On fire … a burnt Banksy.
On fire … a burnt Banksy. Photograph: BurntBanksy/Twitter

Perhaps the unrivalled moment in this flammable history of art, bringing together intention, value, performance and taboo is the KLF’s The K Foundation Burn a Million Quid. The firebrand rave duo went to the Scottish island of Jura with £1m in cash that they burned in a disused boathouse. The film was also destroyed, apart from a copy later broadcast on the BBC.

Even now, critics find all this difficult to digest. “There’s something different between burning art – the potential of value – and burning money … there is an anguish when you think about what you could do with that £1m,” Pappas-Kelley says. “There is that ‘let them eat cakeness’ to it.” “It’s connected to privilege,” Fernies says, recalling that her own arts-and-crafts creations with real £1 notes as a child horrified her family. The KLF themselves regret the act; but even in this case, something new was created: The Brick, a sculpture created from the ashes and exhibited at the Barbican.

While most of us don’t have £1m to burn, is it ever a good idea to burn your own stuff? Unfortunately, fire isn’t a get-rich-quick scheme. As Fernie notes, a “15-year-old with a match” torching something is a “completely different proposition” from successful artists, while @BurntBanksy says that “random people burning art” since their stunt have failed to inspire the same buzz. “Anyone can make fire out of paper,” he notes.

Beyond artistic or economic value, though, there is something emotive at play.

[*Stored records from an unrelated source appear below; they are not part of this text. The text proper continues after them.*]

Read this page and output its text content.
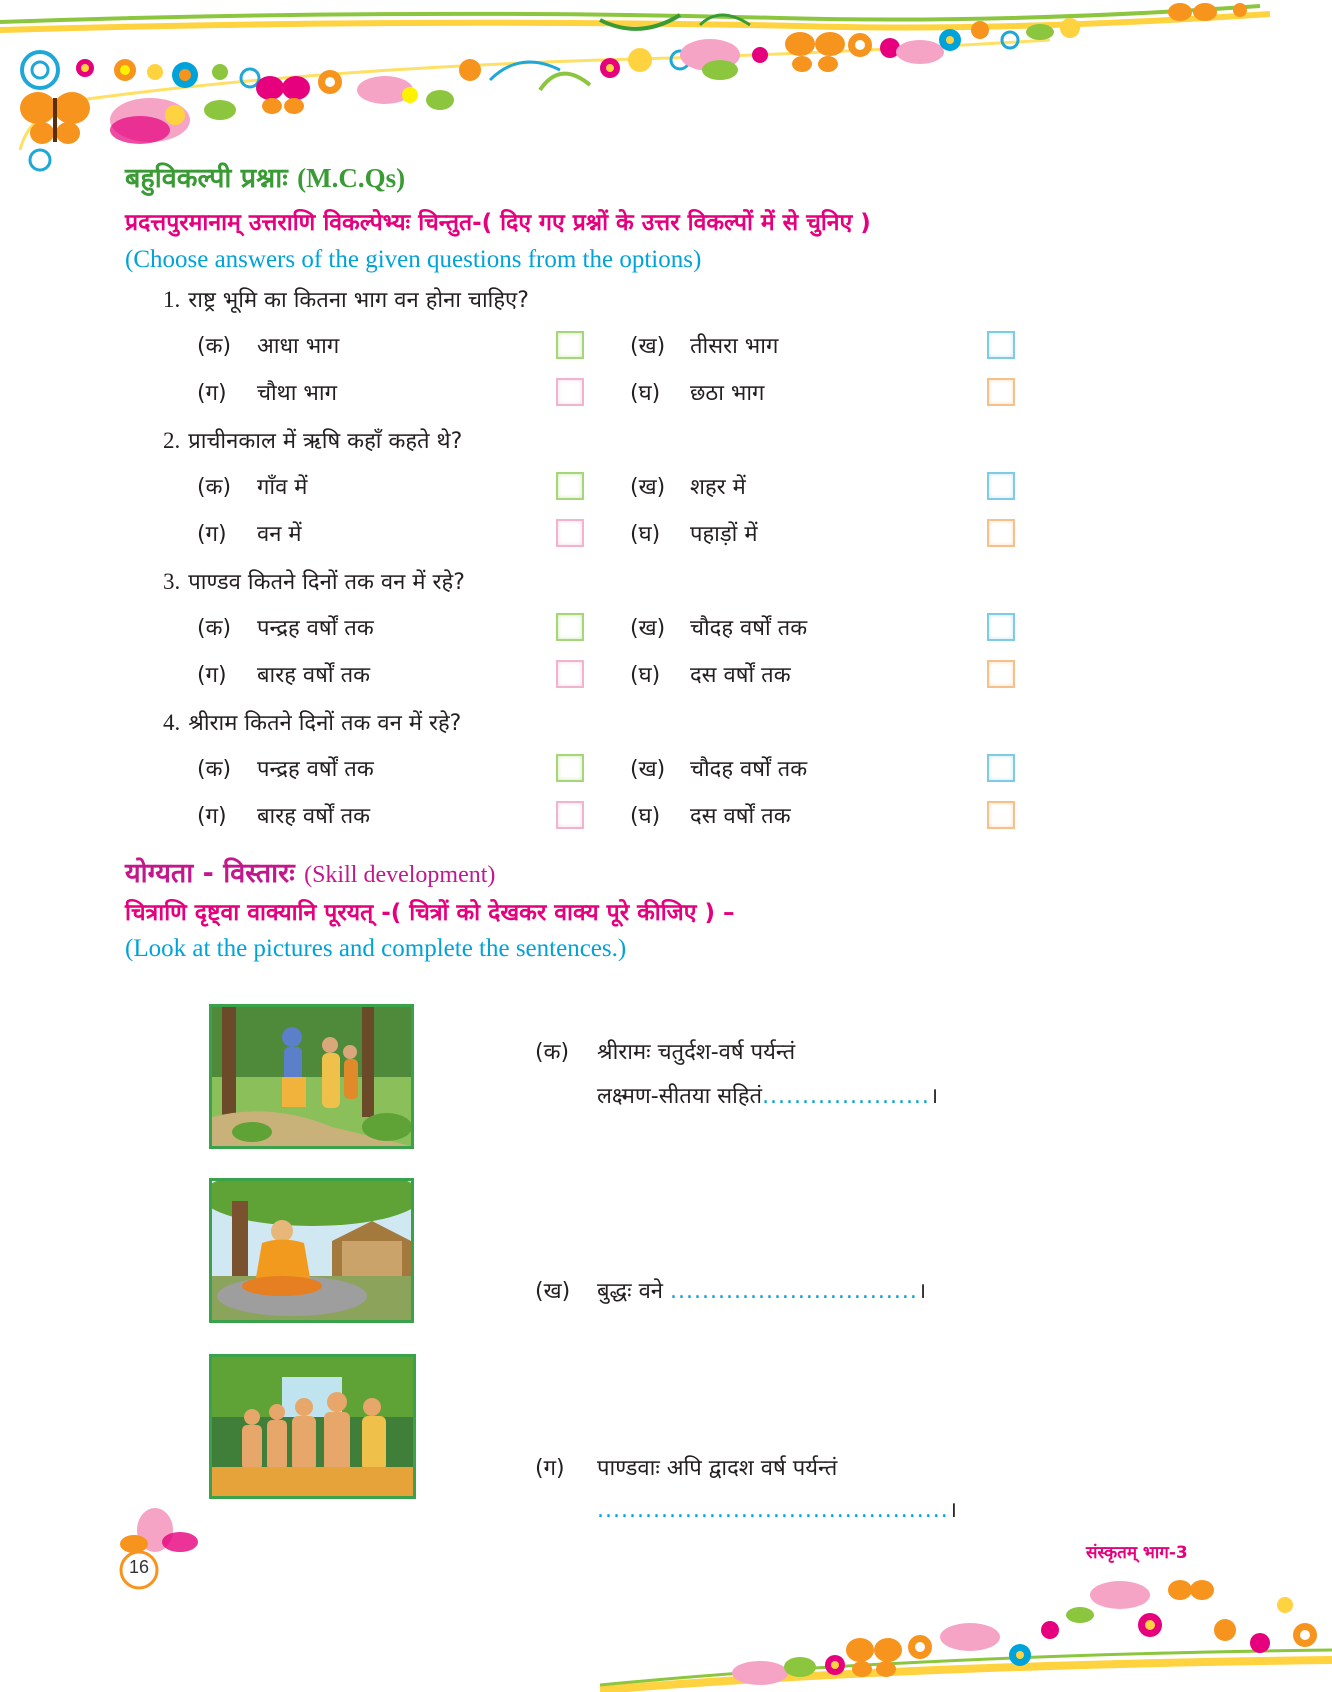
बहुविकल्पी प्रश्नाः (M.C.Qs)
प्रदत्तपुरमानाम् उत्तराणि विकल्पेभ्यः चिन्तुत-( दिए गए प्रश्नों के उत्तर विकल्पों में से चुनिए )
(Choose answers of the given questions from the options)
1. राष्ट्र भूमि का कितना भाग वन होना चाहिए?
(क) आधा भाग	(ख) तीसरा भाग
(ग) चौथा भाग	(घ) छठा भाग
2. प्राचीनकाल में ऋषि कहाँ कहते थे?
(क) गाँव में	(ख) शहर में
(ग) वन में	(घ) पहाड़ों में
3. पाण्डव कितने दिनों तक वन में रहे?
(क) पन्द्रह वर्षों तक	(ख) चौदह वर्षों तक
(ग) बारह वर्षों तक	(घ) दस वर्षों तक
4. श्रीराम कितने दिनों तक वन में रहे?
(क) पन्द्रह वर्षों तक	(ख) चौदह वर्षों तक
(ग) बारह वर्षों तक	(घ) दस वर्षों तक
योग्यता - विस्तारः (Skill development)
चित्राणि दृष्ट्वा वाक्यानि पूरयत् -( चित्रों को देखकर वाक्य पूरे कीजिए ) –
(Look at the pictures and complete the sentences.)
(क) श्रीरामः चतुर्दश-वर्ष पर्यन्तं
लक्ष्मण-सीतया सहितं.....................।
(ख) बुद्धः वने ...............................।
(ग) पाण्डवाः अपि द्वादश वर्ष पर्यन्तं
............................................।
16
संस्कृतम् भाग-3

Burning something has a cathartic quality, realised in the TV trope of moodily burning a photo of an ex. While NFTs may be part of the art world’s move to digital, Fernie argues that the personal burning of possessions is still alive and well: “One of my kids just finished their A-levels and went to someone’s house and had a ceremonial burning of all their revision notes. Honestly it was brilliant – they were all chucking it in the fire.”

On 9 September, Hirst will start to burn his paintings, leading to a final blaze for the week-long Frieze art fair London in October. He will, we’re promised, attend the closing fire himself, giving you a chance to watch the creator burn $2,000-a-pop art. We don’t condone theft, but it may be savvy to grab some of the ash – you could pocket a fortune.